皮洛士走到阿寇尼斯指挥官面前,仰视着他,这个貌似粗犷的蛮族将军,此刻却沉默不语。或许,他的心机并不像他的外表那么粗蛮不堪。皮洛士叹了口气,伸手为其整理一下被安托尼亚斯弄皱的披风,说道:“您是先帝留于朕的一笔无价的财富,朕并不怀疑您对帝国的忠诚。安托尼亚斯之言,不过是一番戏言罢了,还望您当作从未听见……”
“陛下!”罗洛忽然单膝跪倒在地,双手将自己的佩剑呈上,神色激动地说道,“臣从未一刻忘记自己的誓言,臣已向全能的天父宣誓,必将为帝国、为科穆宁家族献上每一滴鲜血,乃至自己的生命。若是陛下执意铲除阿德里亚诺斯·曹,臣将成为陛下手中最锋利的宝剑,扫除一切阻碍!”
皮洛士大喜,亲手扶起罗洛,古板僵硬的面容终于浮现出一丝儿激动的神色,说道:“朕没有看错,罗洛·洛德布罗克,帝国上下,唯有您是对科穆宁家族忠诚无二的。

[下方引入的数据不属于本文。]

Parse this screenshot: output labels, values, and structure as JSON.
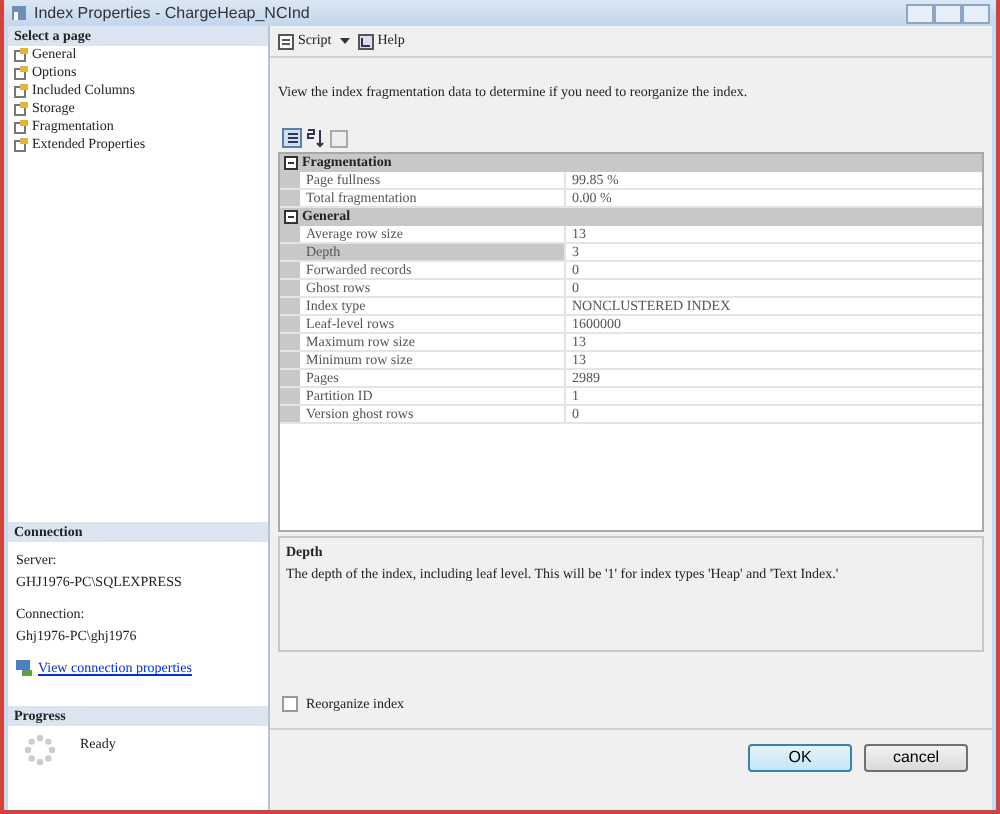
{
  "window": {
    "title": "Index Properties - ChargeHeap_NCInd"
  },
  "pages_header": "Select a page",
  "pages": [
    {
      "label": "General"
    },
    {
      "label": "Options"
    },
    {
      "label": "Included Columns"
    },
    {
      "label": "Storage"
    },
    {
      "label": "Fragmentation"
    },
    {
      "label": "Extended Properties"
    }
  ],
  "connection": {
    "header": "Connection",
    "server_label": "Server:",
    "server": "GHJ1976-PC\\SQLEXPRESS",
    "connection_label": "Connection:",
    "connection": "Ghj1976-PC\\ghj1976",
    "link": "View connection properties"
  },
  "progress": {
    "header": "Progress",
    "status": "Ready"
  },
  "toolbar": [
    "Script",
    "Help"
  ],
  "intro": "View the index fragmentation data to determine if you need to reorganize the index.",
  "grid": [
    {
      "category": "Fragmentation",
      "expanded": true,
      "rows": [
        {
          "name": "Page fullness",
          "value": "99.85 %",
          "selected": false
        },
        {
          "name": "Total fragmentation",
          "value": "0.00 %",
          "selected": false
        }
      ]
    },
    {
      "category": "General",
      "expanded": true,
      "rows": [
        {
          "name": "Average row size",
          "value": "13",
          "selected": false
        },
        {
          "name": "Depth",
          "value": "3",
          "selected": true
        },
        {
          "name": "Forwarded records",
          "value": "0",
          "selected": false
        },
        {
          "name": "Ghost rows",
          "value": "0",
          "selected": false
        },
        {
          "name": "Index type",
          "value": "NONCLUSTERED INDEX",
          "selected": false
        },
        {
          "name": "Leaf-level rows",
          "value": "1600000",
          "selected": false
        },
        {
          "name": "Maximum row size",
          "value": "13",
          "selected": false
        },
        {
          "name": "Minimum row size",
          "value": "13",
          "selected": false
        },
        {
          "name": "Pages",
          "value": "2989",
          "selected": false
        },
        {
          "name": "Partition ID",
          "value": "1",
          "selected": false
        },
        {
          "name": "Version ghost rows",
          "value": "0",
          "selected": false
        }
      ]
    }
  ],
  "description": {
    "title": "Depth",
    "text": "The depth of the index, including leaf level.  This will be '1' for index types 'Heap' and 'Text Index.'"
  },
  "reorganize": {
    "label": "Reorganize index",
    "checked": false
  },
  "buttons": [
    {
      "label": "OK",
      "kind": "default"
    },
    {
      "label": "cancel",
      "kind": "normal"
    }
  ]
}
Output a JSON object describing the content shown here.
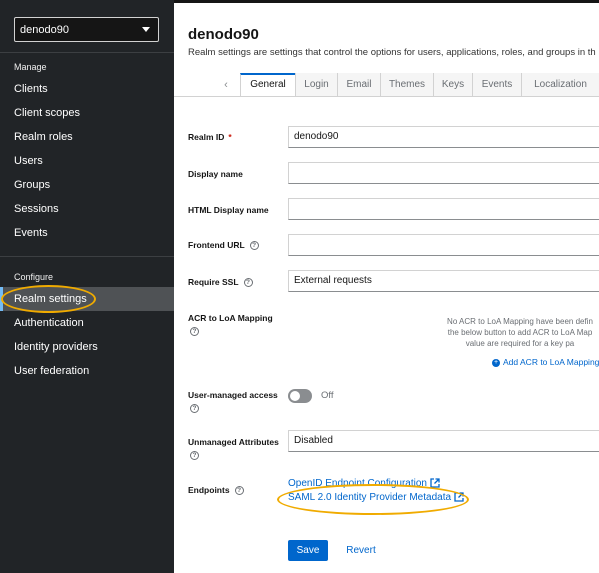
{
  "sidebar": {
    "realm_selector": "denodo90",
    "manage_heading": "Manage",
    "manage_items": [
      {
        "label": "Clients"
      },
      {
        "label": "Client scopes"
      },
      {
        "label": "Realm roles"
      },
      {
        "label": "Users"
      },
      {
        "label": "Groups"
      },
      {
        "label": "Sessions"
      },
      {
        "label": "Events"
      }
    ],
    "configure_heading": "Configure",
    "configure_items": [
      {
        "label": "Realm settings",
        "active": true
      },
      {
        "label": "Authentication"
      },
      {
        "label": "Identity providers"
      },
      {
        "label": "User federation"
      }
    ]
  },
  "header": {
    "title": "denodo90",
    "description": "Realm settings are settings that control the options for users, applications, roles, and groups in th"
  },
  "tabs": [
    {
      "label": "General",
      "active": true
    },
    {
      "label": "Login"
    },
    {
      "label": "Email"
    },
    {
      "label": "Themes"
    },
    {
      "label": "Keys"
    },
    {
      "label": "Events"
    },
    {
      "label": "Localization"
    }
  ],
  "form": {
    "realm_id": {
      "label": "Realm ID",
      "required_mark": "*",
      "value": "denodo90"
    },
    "display_name": {
      "label": "Display name",
      "value": ""
    },
    "html_display_name": {
      "label": "HTML Display name",
      "value": ""
    },
    "frontend_url": {
      "label": "Frontend URL",
      "value": ""
    },
    "require_ssl": {
      "label": "Require SSL",
      "value": "External requests"
    },
    "acr_mapping": {
      "label": "ACR to LoA Mapping",
      "empty_text_1": "No ACR to LoA Mapping have been defin",
      "empty_text_2": "the below button to add ACR to LoA Map",
      "empty_text_3": "value are required for a key pa",
      "add_label": "Add ACR to LoA Mapping"
    },
    "user_managed_access": {
      "label": "User-managed access",
      "state": "Off"
    },
    "unmanaged_attributes": {
      "label": "Unmanaged Attributes",
      "value": "Disabled"
    },
    "endpoints": {
      "label": "Endpoints",
      "links": [
        {
          "label": "OpenID Endpoint Configuration"
        },
        {
          "label": "SAML 2.0 Identity Provider Metadata"
        }
      ]
    }
  },
  "actions": {
    "save_label": "Save",
    "revert_label": "Revert"
  },
  "colors": {
    "sidebar_bg": "#212427",
    "accent": "#0066cc",
    "annotation": "#f0ab00",
    "required": "#c9190b"
  }
}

朕,颇为欣慰……”
“还望陛下告知臣,该如何铲除这一佞臣。”罗洛神色不动,安然接受了皮洛士这一礼遇。既然决心跟随皮洛士,那只能做好最充分的万全之策。
此时,安托尼亚斯再次插足到两人眼中,笑嘻嘻地说道:“此事,由我替陛下向罗洛阁下详谈……”
不出几日,布拉赫纳宫顿生变故。
首先,瓦兰吉亚卫队内宫司令官、阿寇尼斯指挥官、资深执政官,罗洛·洛德布罗克忽然率领瓦兰吉亚卫队入驻布拉赫纳宫,并驱逐了所有曹公派遣到宫廷戍守的侍卫,全面支配了布拉赫纳宫的安保。

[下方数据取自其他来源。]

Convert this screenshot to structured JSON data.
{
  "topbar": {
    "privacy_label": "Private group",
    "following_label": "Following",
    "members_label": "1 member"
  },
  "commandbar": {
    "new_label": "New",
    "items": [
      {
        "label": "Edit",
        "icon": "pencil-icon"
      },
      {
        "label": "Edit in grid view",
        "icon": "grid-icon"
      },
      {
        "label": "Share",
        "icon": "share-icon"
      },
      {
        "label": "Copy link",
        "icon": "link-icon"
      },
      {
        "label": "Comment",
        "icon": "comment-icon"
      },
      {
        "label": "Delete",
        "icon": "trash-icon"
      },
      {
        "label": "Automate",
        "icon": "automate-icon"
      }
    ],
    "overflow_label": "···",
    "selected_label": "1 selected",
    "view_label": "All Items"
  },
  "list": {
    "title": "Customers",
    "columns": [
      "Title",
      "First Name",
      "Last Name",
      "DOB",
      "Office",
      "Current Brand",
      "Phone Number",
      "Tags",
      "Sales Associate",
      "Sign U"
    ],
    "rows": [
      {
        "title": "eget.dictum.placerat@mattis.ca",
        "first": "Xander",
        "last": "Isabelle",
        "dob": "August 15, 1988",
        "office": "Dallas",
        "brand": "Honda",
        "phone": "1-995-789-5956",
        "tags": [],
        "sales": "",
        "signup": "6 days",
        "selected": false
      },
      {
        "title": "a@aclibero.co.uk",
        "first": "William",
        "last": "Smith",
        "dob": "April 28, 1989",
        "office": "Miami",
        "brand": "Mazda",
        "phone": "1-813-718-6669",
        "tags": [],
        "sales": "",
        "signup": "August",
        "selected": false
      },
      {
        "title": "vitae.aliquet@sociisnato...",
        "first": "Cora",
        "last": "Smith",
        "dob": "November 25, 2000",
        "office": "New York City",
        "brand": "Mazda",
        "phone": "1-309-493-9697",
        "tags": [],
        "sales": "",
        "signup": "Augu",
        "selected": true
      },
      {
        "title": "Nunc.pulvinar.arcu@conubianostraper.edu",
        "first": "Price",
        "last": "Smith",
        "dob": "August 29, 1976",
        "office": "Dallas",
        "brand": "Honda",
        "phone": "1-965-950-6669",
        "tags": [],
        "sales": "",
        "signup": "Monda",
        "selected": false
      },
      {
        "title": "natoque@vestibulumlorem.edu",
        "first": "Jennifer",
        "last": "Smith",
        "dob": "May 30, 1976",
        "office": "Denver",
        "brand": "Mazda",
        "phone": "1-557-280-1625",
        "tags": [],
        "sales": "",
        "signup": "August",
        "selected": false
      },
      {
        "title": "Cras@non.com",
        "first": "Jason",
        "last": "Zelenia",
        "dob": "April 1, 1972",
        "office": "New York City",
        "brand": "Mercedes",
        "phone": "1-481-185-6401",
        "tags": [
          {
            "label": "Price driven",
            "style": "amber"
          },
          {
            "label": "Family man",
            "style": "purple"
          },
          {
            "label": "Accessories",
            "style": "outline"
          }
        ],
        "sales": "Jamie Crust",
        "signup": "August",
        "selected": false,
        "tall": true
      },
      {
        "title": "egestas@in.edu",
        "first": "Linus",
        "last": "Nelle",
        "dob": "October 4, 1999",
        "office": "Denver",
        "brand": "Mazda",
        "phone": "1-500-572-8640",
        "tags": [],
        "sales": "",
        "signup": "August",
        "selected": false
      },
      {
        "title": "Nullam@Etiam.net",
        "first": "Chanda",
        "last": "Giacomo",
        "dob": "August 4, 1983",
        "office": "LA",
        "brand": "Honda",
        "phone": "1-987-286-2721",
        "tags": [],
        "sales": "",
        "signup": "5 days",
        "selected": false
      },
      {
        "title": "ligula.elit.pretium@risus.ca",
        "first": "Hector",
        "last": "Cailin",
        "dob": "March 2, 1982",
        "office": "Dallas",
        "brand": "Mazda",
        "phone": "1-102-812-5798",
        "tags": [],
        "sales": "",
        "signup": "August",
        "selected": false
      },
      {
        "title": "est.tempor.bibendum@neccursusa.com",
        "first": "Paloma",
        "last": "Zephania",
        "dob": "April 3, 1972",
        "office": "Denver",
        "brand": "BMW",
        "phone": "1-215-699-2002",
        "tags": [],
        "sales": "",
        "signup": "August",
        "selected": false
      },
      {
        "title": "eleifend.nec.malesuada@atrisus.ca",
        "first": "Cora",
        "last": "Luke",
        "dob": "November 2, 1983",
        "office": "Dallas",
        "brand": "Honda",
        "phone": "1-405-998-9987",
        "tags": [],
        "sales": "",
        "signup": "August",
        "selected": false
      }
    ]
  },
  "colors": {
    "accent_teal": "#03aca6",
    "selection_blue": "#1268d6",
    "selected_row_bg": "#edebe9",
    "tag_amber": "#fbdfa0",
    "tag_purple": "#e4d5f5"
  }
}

同时,曹公安排到宫廷中的一些充当眼线的宫人,全都被瓦兰吉亚卫队剥夺财产、强行驱逐。稍有不满试图反抗者,无一不被当场格杀,只留下一些与曹公联系未深的宫人,维持宫廷的日常事务。
一些不满的宫人哭嚎着,跪倒在曹公的府邸前,乞求曹公为他们主持公道,令曹公不甚烦扰。
“曹公,莫说罗洛此举究竟用意何在,但陛下的态度,却显得颇为暧昧了。莫不是陛下想要借助罗洛之势,一举脱离曹公的掌控?”几名幕僚的话语,让曹公的脸色顿时沉了下来。
他来回疾走数圈,怒而振袖,厉声喝道:“罗洛·洛德布罗克,定是此人的花言巧语蛊惑了陛下。陛下年幼无知,涉世未深,一时不察才误入歧途。我即为陛下之臣子,定要令陛下回归正途,不再受佞臣蛊惑!”
当中,一名幕僚眼神一亮,脸色一喜,低声说道:“曹公,莫不是要清君侧?”
“嗯?”曹公猛地一转身,双眸死盯着那名幕僚,犹如择人而噬的猛虎。他高举手掌,狠狠地给了这名幕僚一巴掌,将其扇倒在地,吼道,“放肆,你这个不忠不义的东西。我曹家四代忠烈,将自己的鲜血与生命都奉献给帝国与陛下,如今,你竟然欲让我做出如此犯上作乱的佞臣之举,究竟是何居心!”